His wife, Gladys, is around organizing guitar classes for the chicks and teaching them to bake cookies. Cookies! Everything seems to be sort of different. Whenever we see Smith on the street he calls us by our first name and says godawful things.
"Like man, Rog," he says, "our gross is like up seven percent over August. It's like crazy." Or, "It's cool the way our new deferred tax setup scene allows us like to make the amortization bit with the wholesale raw materials jazz, man."
What really started to bug us was when he put up on the bulletin board that everyone should grow beards. A beard is a personal thing and if you don't dig beards, what the hell. The whole bit is getting to be a drag. Whenever you don't show up for an assignment on time Father Brother comes around (Father is having his gunnysack robes made by a tailor in Long Beach now and has a different color for each day) and gives you a big talk about inner discipline and our responsibility to the protest movement, and it is just getting to be too much. Who needs it?

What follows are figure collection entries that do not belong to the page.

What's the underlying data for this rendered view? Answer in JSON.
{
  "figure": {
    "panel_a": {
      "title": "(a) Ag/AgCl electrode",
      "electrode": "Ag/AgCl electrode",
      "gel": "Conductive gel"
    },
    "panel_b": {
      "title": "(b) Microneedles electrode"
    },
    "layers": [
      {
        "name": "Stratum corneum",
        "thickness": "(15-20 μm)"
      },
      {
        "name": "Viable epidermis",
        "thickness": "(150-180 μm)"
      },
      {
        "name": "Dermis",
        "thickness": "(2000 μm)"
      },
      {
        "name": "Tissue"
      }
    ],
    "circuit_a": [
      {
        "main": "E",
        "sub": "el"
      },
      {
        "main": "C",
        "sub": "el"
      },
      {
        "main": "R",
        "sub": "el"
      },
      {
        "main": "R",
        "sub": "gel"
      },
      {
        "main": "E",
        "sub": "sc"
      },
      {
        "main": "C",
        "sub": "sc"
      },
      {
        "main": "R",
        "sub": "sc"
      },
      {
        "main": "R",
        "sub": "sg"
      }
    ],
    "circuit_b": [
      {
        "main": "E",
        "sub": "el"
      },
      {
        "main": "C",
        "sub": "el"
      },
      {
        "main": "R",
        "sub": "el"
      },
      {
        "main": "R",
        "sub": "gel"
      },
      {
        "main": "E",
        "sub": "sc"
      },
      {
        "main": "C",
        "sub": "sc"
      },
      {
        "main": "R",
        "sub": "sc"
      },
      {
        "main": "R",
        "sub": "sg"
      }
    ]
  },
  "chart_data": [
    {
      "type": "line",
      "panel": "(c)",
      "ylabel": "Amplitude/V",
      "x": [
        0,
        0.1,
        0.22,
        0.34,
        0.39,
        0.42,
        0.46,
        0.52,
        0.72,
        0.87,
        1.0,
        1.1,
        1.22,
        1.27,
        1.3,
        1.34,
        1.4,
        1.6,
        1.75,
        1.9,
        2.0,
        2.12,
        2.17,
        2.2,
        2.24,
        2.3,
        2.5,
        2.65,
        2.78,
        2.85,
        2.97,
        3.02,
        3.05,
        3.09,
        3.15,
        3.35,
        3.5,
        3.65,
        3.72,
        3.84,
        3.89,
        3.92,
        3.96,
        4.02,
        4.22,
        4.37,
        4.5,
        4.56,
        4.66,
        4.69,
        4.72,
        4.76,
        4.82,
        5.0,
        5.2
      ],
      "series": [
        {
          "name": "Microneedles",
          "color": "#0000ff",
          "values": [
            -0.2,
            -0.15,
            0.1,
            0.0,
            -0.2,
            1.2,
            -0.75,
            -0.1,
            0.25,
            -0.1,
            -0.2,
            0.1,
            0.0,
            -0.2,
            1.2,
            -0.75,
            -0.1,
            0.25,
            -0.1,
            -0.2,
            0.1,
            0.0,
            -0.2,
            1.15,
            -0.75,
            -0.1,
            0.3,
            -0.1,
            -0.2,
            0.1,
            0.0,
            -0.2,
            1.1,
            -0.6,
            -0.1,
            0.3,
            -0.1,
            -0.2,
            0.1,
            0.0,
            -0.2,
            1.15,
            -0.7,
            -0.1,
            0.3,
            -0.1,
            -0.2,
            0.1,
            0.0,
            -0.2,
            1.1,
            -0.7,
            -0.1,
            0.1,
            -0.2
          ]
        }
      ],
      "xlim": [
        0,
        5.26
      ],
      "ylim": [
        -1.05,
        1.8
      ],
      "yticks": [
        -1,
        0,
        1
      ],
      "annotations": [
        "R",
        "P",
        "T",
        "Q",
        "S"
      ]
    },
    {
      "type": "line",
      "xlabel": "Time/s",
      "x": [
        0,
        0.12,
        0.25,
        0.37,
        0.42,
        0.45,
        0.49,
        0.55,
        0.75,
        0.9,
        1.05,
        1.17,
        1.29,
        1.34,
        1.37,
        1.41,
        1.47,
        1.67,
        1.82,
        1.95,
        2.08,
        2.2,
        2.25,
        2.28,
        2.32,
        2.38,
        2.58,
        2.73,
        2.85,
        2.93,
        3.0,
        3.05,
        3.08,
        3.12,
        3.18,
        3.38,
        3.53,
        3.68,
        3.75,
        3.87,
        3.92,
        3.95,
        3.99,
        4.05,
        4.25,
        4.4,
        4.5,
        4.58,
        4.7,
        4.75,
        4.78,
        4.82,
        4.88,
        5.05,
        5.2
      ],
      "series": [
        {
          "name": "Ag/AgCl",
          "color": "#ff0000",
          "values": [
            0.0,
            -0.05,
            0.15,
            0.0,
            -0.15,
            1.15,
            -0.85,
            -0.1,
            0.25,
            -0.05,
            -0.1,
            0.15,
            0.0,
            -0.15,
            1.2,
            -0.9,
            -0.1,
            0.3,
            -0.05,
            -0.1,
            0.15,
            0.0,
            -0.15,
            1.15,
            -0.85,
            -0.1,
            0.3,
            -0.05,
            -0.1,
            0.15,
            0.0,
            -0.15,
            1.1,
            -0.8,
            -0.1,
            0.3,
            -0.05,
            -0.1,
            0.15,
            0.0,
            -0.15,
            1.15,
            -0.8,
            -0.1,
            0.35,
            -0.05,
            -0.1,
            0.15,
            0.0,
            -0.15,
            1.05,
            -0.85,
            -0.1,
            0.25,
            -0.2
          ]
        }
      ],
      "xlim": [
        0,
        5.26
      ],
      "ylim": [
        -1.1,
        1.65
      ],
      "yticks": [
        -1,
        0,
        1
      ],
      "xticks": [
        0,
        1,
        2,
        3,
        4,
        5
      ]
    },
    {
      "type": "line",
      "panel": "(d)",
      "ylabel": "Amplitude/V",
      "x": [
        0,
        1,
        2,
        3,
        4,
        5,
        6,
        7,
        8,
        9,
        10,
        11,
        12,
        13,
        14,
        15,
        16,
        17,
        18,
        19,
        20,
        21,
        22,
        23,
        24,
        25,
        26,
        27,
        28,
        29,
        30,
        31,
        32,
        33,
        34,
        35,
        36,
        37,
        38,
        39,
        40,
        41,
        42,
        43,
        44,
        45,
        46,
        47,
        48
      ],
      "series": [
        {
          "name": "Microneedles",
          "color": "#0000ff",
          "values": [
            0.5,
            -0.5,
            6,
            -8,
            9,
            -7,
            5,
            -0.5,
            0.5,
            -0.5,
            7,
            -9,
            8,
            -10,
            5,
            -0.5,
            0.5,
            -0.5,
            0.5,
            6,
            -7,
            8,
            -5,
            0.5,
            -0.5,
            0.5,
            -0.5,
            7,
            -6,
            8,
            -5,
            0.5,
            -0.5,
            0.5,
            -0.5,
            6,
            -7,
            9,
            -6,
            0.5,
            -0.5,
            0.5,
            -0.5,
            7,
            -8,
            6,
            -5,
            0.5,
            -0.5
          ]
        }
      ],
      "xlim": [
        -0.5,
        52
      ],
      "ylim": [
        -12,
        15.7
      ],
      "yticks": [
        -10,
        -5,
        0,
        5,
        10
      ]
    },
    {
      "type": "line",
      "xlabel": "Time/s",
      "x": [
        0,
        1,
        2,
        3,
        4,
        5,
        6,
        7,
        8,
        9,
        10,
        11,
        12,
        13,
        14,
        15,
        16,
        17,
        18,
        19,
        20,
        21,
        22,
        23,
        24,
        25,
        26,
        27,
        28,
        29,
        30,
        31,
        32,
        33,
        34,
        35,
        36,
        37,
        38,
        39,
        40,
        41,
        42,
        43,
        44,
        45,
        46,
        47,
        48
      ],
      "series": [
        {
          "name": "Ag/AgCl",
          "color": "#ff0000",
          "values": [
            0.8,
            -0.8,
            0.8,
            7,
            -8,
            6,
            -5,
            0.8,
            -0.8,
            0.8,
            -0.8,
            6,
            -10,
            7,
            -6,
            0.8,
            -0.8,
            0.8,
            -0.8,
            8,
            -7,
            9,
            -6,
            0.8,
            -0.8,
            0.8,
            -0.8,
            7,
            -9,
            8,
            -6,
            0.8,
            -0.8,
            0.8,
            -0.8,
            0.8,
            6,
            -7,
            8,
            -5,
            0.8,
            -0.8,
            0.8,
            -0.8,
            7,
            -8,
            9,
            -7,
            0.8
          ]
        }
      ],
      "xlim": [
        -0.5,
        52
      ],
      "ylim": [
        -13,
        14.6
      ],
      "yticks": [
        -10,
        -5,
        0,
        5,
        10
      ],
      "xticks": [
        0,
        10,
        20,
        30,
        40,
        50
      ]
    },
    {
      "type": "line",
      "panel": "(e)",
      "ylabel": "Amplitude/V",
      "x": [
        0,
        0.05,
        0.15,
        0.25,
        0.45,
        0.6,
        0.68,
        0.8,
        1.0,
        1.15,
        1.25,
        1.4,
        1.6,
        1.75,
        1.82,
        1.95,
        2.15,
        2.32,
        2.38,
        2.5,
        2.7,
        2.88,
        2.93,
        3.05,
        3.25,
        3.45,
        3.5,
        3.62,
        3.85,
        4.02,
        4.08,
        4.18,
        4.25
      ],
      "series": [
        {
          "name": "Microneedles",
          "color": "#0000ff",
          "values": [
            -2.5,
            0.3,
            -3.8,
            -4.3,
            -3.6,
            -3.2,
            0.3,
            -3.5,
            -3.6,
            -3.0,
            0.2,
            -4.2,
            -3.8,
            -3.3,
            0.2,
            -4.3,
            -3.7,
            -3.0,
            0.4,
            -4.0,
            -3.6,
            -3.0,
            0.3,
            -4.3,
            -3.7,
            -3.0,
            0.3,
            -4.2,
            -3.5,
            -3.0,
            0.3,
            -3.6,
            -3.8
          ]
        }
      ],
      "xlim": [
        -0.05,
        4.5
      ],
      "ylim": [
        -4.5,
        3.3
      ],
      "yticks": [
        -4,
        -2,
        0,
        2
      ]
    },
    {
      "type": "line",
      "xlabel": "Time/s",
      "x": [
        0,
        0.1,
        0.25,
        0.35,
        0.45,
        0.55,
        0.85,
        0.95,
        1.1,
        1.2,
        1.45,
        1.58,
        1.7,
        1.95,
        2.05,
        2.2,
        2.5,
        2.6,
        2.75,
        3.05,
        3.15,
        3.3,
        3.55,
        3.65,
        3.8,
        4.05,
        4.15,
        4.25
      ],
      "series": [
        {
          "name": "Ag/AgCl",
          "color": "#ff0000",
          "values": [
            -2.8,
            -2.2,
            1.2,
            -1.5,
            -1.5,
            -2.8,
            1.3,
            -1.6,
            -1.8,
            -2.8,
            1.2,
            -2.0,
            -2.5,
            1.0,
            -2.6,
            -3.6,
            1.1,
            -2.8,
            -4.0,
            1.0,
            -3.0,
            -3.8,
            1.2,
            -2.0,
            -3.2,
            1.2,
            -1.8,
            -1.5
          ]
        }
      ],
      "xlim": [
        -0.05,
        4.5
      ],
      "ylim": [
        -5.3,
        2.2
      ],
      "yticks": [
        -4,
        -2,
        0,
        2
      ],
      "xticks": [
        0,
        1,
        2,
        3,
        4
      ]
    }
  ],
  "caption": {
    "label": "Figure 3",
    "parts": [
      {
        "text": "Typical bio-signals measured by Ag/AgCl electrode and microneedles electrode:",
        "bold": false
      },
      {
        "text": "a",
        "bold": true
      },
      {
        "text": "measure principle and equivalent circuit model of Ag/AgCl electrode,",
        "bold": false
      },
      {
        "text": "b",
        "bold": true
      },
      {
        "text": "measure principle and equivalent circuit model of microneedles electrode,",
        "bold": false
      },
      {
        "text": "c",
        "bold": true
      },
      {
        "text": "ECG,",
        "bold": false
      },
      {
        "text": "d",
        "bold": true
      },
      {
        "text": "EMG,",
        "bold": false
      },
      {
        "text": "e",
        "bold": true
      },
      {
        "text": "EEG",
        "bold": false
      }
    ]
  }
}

But what was like the real final putdown was the sign. Smith talked Father into putting up this big, new sign over the coffee house, which had been rebuilt to include a cocktail lounge with booths all decorated in chrome and imitation leather with fake patches on it. It had plastic cobwebs in the corners and mice painted on the walls and signs all around saying: Try Our Non-Conformist Hamburgers, and, Our Waitresses are Beat, But Not Our Steaks, and, Everything is cool, Man – but Our Soup. Out front there was a shop selling "Beatnik Sandals," "Beatnik Orange Marmalade" and "Beatnik Spray Net (to give your hair that chic tangled look)" and Beatnik souvenir ashtrays and pennants.
But like I said, the sign was what did it. It was about three stories high with Beatnikville spelled out in neon and at the bottom there was a picture of Father Brother. That was creepy enough, but right under the picture it said, "Approved by California Junior Chamber of Commerce – Member of the Diners' Club."
When they got it up everyone stood around looking at it for a long time. No one said anything, but Danny and Lenny stayed up all that night working over their MG and next morning they took Arlene and Harry Fagin and cut out for Acapulco.
It turned out that the waitress chicks had been holding out pretty good on the tips and that afternoon Paint Girl and Julie Chapek bought a second-hand Porsche 190 and headed for Chicago and a bunch of the L.A. cats caught the four o'clock bus. After dinner the Gypsy started talking about the Village and next day she chipped in with Lou Annie Ryan on a '56 Chevy and four days later we were sitting in the Rigoletto on MacDougal street.
Within a week most of the cats who would normally be around the Village were back. It didn't bother Father Brother or Smith much though. They just hired a gang of high school kids and some movie extras to take over, and last I heard they were even advertising on television.
Too bad, because for a while, until that George Smith showed up, La Pluma was like we really had it made. I mean, it just goes to show, like they say, that one rotten apple can spoil the whole barrel.